De Nieuwe Gids. Jaargang 49
(1934)– [tijdschrift] Nieuwe Gids, De– Gedeeltelijk auteursrechtelijk beschermd
[pagina 154]
| |
Schetsen door Eva Asscher.‘De kindersymphonie’.‘Hét kind helpen’...... dat geeft onbetwist botsingen met zijn gezaghebbenden. Door zijn zelfstandigheid te vieren, komt men zeker bij de overmacht in 't gedrang. En de úitingen dezer beide gemoedsbewegingen waren in flagranten strijd met mijn heilig voornemen Moeder leed te besparen, wetende, dat ze niet gezond was. De spanning, waaronder ik in de eerstvolgende jaren gebukt ging, nam een al grootere afmeting aan. Hoewel de aanhankelijkheid, die ik Moeder toedroeg, me in deze in alle opzichten netelige periode niet weinig bemoedigde. Mijn uitgesproken muzikale aanleg werd me tot steun. In het pianospel ontlaadden zich de stemmingen, welke geen anderen uitweg wisten te vinden. In dien tijd noodigden familie, vrienden, zelfs patienten van Vader mij uit op vele partijtjes om het dansen van de kinderen te begeleiden met mijn muziek.
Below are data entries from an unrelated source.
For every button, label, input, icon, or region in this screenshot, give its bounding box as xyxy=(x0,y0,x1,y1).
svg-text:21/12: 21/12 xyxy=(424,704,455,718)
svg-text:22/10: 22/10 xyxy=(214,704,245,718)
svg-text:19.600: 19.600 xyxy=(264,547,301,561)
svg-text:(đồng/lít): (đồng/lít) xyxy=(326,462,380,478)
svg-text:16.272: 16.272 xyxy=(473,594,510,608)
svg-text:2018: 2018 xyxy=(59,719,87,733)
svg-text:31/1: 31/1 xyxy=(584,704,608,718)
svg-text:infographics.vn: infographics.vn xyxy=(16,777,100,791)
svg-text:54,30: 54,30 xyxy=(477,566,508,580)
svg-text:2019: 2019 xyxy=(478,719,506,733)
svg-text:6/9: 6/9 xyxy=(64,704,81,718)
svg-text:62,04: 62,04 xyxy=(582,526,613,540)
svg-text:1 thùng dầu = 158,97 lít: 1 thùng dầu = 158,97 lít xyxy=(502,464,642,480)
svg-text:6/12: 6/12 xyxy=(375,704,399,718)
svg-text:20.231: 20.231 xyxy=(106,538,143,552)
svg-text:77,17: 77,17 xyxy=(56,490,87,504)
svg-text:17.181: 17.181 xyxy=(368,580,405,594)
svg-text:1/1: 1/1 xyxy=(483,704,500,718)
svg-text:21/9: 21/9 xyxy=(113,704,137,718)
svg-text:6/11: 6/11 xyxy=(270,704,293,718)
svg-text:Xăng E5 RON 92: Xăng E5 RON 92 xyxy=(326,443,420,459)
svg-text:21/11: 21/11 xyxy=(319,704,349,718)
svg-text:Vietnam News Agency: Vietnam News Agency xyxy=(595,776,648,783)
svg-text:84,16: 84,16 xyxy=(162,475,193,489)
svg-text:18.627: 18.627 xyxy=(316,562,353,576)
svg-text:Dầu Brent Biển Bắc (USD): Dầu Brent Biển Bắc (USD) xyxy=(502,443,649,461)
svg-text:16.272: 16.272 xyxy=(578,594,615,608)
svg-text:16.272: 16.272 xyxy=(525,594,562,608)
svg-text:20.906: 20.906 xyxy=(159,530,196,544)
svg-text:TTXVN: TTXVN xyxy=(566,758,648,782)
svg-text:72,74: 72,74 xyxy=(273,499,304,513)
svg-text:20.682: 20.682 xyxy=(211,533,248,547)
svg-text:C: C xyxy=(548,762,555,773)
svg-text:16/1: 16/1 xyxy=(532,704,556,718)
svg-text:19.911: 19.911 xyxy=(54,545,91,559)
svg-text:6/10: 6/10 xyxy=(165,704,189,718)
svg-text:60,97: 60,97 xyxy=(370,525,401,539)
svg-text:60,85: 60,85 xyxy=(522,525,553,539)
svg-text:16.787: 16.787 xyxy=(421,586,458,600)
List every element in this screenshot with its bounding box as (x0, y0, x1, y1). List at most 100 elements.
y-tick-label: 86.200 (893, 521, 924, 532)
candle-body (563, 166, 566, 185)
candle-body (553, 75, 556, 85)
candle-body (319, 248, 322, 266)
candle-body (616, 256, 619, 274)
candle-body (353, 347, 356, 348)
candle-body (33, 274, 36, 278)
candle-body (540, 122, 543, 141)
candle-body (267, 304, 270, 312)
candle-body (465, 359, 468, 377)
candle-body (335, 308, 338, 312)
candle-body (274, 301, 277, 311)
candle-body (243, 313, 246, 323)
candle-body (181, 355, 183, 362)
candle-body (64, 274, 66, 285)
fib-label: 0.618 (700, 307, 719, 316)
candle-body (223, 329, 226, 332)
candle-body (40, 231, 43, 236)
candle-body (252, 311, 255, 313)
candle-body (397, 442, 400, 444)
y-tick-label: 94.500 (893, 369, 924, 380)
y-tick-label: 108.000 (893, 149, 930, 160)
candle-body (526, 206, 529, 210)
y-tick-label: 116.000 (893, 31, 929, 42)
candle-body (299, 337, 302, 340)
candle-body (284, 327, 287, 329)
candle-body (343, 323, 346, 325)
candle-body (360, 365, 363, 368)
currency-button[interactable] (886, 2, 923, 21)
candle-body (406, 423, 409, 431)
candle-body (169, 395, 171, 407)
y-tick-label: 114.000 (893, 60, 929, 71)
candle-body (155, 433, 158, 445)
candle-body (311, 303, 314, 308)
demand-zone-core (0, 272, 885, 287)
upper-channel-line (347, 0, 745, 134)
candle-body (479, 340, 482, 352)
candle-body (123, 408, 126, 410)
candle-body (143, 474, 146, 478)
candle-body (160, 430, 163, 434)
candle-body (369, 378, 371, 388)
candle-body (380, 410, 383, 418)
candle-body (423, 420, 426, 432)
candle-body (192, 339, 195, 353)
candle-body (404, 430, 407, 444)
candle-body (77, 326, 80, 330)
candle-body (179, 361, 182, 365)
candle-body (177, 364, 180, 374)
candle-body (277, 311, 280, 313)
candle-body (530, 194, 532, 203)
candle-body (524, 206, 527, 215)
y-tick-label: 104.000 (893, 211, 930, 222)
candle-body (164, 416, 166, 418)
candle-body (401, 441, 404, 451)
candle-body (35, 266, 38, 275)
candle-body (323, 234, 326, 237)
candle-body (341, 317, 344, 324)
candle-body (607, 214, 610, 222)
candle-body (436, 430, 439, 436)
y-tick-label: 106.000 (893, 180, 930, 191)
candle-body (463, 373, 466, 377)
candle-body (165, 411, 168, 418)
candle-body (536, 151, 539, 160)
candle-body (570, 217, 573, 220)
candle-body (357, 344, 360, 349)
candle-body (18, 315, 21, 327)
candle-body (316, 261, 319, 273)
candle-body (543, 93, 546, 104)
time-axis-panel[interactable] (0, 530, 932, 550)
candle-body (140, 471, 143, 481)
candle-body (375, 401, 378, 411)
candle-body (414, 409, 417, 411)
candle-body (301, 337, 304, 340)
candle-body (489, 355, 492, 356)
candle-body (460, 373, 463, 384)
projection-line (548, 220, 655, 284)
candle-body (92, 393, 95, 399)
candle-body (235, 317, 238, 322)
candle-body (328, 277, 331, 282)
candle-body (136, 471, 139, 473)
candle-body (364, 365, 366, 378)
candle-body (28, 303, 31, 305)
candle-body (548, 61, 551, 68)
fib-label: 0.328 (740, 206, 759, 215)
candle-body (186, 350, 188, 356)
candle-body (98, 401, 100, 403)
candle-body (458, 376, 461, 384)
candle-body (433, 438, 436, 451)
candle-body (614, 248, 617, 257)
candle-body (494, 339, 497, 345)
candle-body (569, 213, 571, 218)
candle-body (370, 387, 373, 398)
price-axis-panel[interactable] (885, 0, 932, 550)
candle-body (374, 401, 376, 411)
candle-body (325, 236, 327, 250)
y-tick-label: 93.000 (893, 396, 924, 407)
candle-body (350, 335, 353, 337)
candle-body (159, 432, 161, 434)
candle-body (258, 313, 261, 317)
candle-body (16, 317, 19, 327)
Zoo werd mijn faam de oorzaak, dat men mij, nu er een zilveren bruiloft op handen was bij een der studievrienden van mijn broer, op tienjarigen leeftijd aanzocht den nachtegaalsolo te fluiten in een kindersymphonie, die wat de overige instrumenten betrof door volwassenen zou worden uitgevoerd, waaronder zeer begaafden waren. De 1ste viool was zelfs een bijzondere kracht. | |
[pagina 155]
| |
De orkestleden zouden in een kleinejongenscostuum optreden. Ook de leider leende zich gewillig tot deze travestie. Daar opeens kreeg de eerste viool den grappigen inval, - omdat ik met de overige spelers zooveel in leeftijd verschilde - ter evenredigheid mij, in een zuigelingepakje gekleed op zijn arm binnen te dragen en in een kinderstoeltje vooraan op het podium neer te zetten. Wat met luide instemming werd begroet. Die bons was te groot voor mijn eigenwaarde, te hevig voor mij, die juist zoo graag als ‘meisje’ verlangde te worden geteld, evenals mijn vier jaar oudere zus, die ook op deze partij zou komen. Hevig protest volgde. Zonder succes. Thuis gekomen, mijn leed zeer waarschijnlijk té heftig demonstreerende, oordeelde Moeder de grap allerleukst en dwong mij er toe, òf mij er bij neer te leggen òf voor het feest te bedanken. Ik doorvoelde wat Moeder verlangde en besloot mij te onderwerpen. Maar de Heer B.........! Vele repetities werden gehouden en de vier matenlange jubelende nachtegaalsolo gaf prompt gehoor aan de cantilene der zoo puike eerste viool. Een waar minnespel. Wat mij betrof, meende ik dat die scène reeds van de eerste repetitie voortreffelijk van stapel liep. Ik nam echter met de grootste zelfbeheersching zes weken lang, of liever gedurende de 18 repetities de vele vriendelijke en ook niet vriendelijke opmerkingen van mijn verwaanden partner, den eersten viool, in ontvangst. Bedrukt leefde ik voort. We kunnen later best de symphonie voor liefdadige doeleinden ten beste geven, constateerde de orkestleider voldaan. Een schok ging door mijn leden. Werd het Abraham's offer dan nu aan levenden lijve van me gevraagd? Ik liet mij den feestavond, uiterlijk kalm, door den eersten viool opdragen en in het pijnbankje deponeeren. Was het een voornemen geweest uit het onderbewuste? Bracht het uitbundig gelach, dat mijn zuigelingepakje bij de | |
[pagina 156]
| |
reeds door wijn verhitte gasten opwekte, mede de aansporing er toe? Of beide? - Ze schaterden toch bij elken kleinen jongen, die met zijn kort geruite broekje aan en het jachtclubje op met zijn vingertje in den mond verscheen. - Toen de zanger den eersten toon op zijn viool inzette, sloeg de nachtegaal prompt aan en jubelde uit volle keel den geheelen beroemden vioolsolo mede. Als triomf gonsde het in mijn ooren.... triltriltriltril,.... nu moét jij...... triltriltriltril...... jíj moet...... De Heer B. was daartegen machteloos, wilde hij het voornaamste nummer van het programma niet in duigen doen vallen. De solo zonk nederig onder mijn enthousiasme weg. Eerst later, na Moeders dood, toen ik als jong meisje diezelfde kindersymphonie dirigeerde, heb ik den nachtegaal met gemoedsrust hooren vertolken, volkomen ervan bewust, die fout te hebben overwonnen.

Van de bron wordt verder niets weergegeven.